A final recall technique for Domain 2 is to practice connecting topics, because the exam is rarely about isolated definitions. Take a moment and imagine a scenario where a model starts leaking sensitive information, and then ask yourself which Domain 2 controls should work together. Monitoring should detect unusual retrieval or output patterns, I A M should limit what data the model can reach, least privilege should prevent a service account from seeing everything, vendor controls should define responsibilities if the service is hosted, and incident response should contain quickly by disconnecting or restricting risky connectors. The point is that no single control saves you, and the program succeeds when multiple controls reinforce each other. Beginners sometimes look for the one perfect safeguard, but Domain 2 teaches you to build layered defenses that assume something will fail. If you can narrate how controls interact, you are moving from memorization into operational understanding, which is exactly what makes your knowledge durable and useful.

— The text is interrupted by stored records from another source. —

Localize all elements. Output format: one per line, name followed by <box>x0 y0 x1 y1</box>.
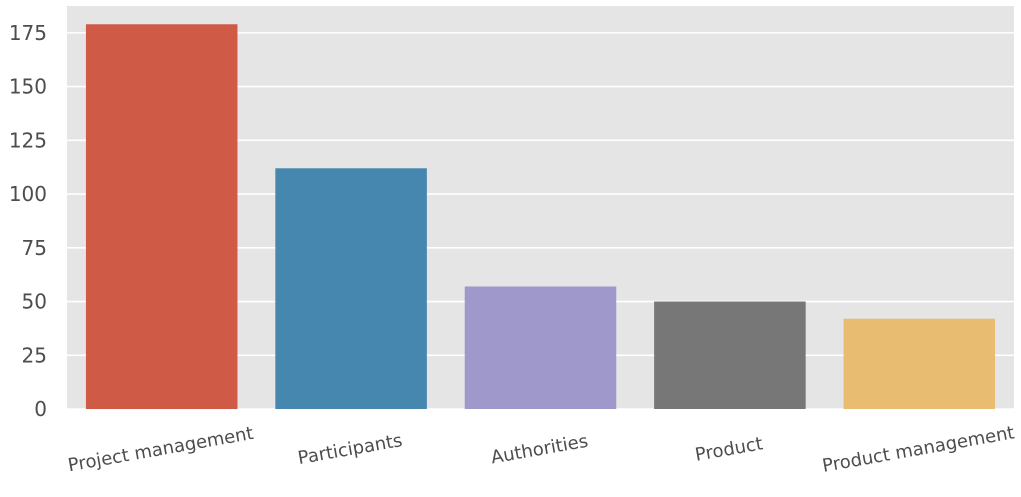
y-tick-label: 125 <box>9 128 47 152</box>
bars <box>85 24 996 409</box>
y-tick-label: 150 <box>9 75 47 99</box>
x-tick-label: Participants <box>296 430 404 469</box>
x-tick-label: Product <box>693 433 764 466</box>
bar-project-management <box>85 24 238 409</box>
x-tick-label: Project management <box>66 423 255 476</box>
x-axis-tick-labels: Project management Participants Authoritie… <box>66 422 1016 476</box>
bar-participants <box>275 168 427 409</box>
bar-product-management <box>843 318 996 409</box>
y-tick-label: 50 <box>22 290 47 314</box>
y-axis-tick-labels: 0 25 50 75 100 125 150 175 <box>9 21 47 421</box>
bar-authorities <box>464 286 617 409</box>
x-tick-label: Authorities <box>489 431 589 469</box>
x-tick-label: Product management <box>821 422 1016 476</box>
y-tick-label: 175 <box>9 21 47 45</box>
y-tick-label: 75 <box>22 236 47 260</box>
y-tick-label: 100 <box>9 182 47 206</box>
bar-product <box>654 301 806 409</box>
y-tick-label: 25 <box>22 343 47 367</box>
y-tick-label: 0 <box>34 397 47 421</box>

As we wrap up, keep one simple mental test that you can reuse anytime you review Domain 2: can you explain what could go wrong, what would detect it early, what would stop it quickly, and what would prevent it from happening again. What could go wrong includes A I-specific issues like prompt abuse, data poisoning, evasion, model theft, and unsafe integrations. Detection includes interaction monitoring and telemetry that reveals probing, misuse, and unusual data access. Stopping quickly includes containment levers such as disabling tools, restricting connectors, tightening policies, and rotating secrets. Preventing repeats includes problem management actions like improving least privilege, strengthening change control, demanding vendor evidence, and expanding testing and monitoring coverage. If you can answer those four questions with confidence, you have a strong, simplified grasp of Domain 2 operations and controls, and you are ready to move forward without losing what you have already learned.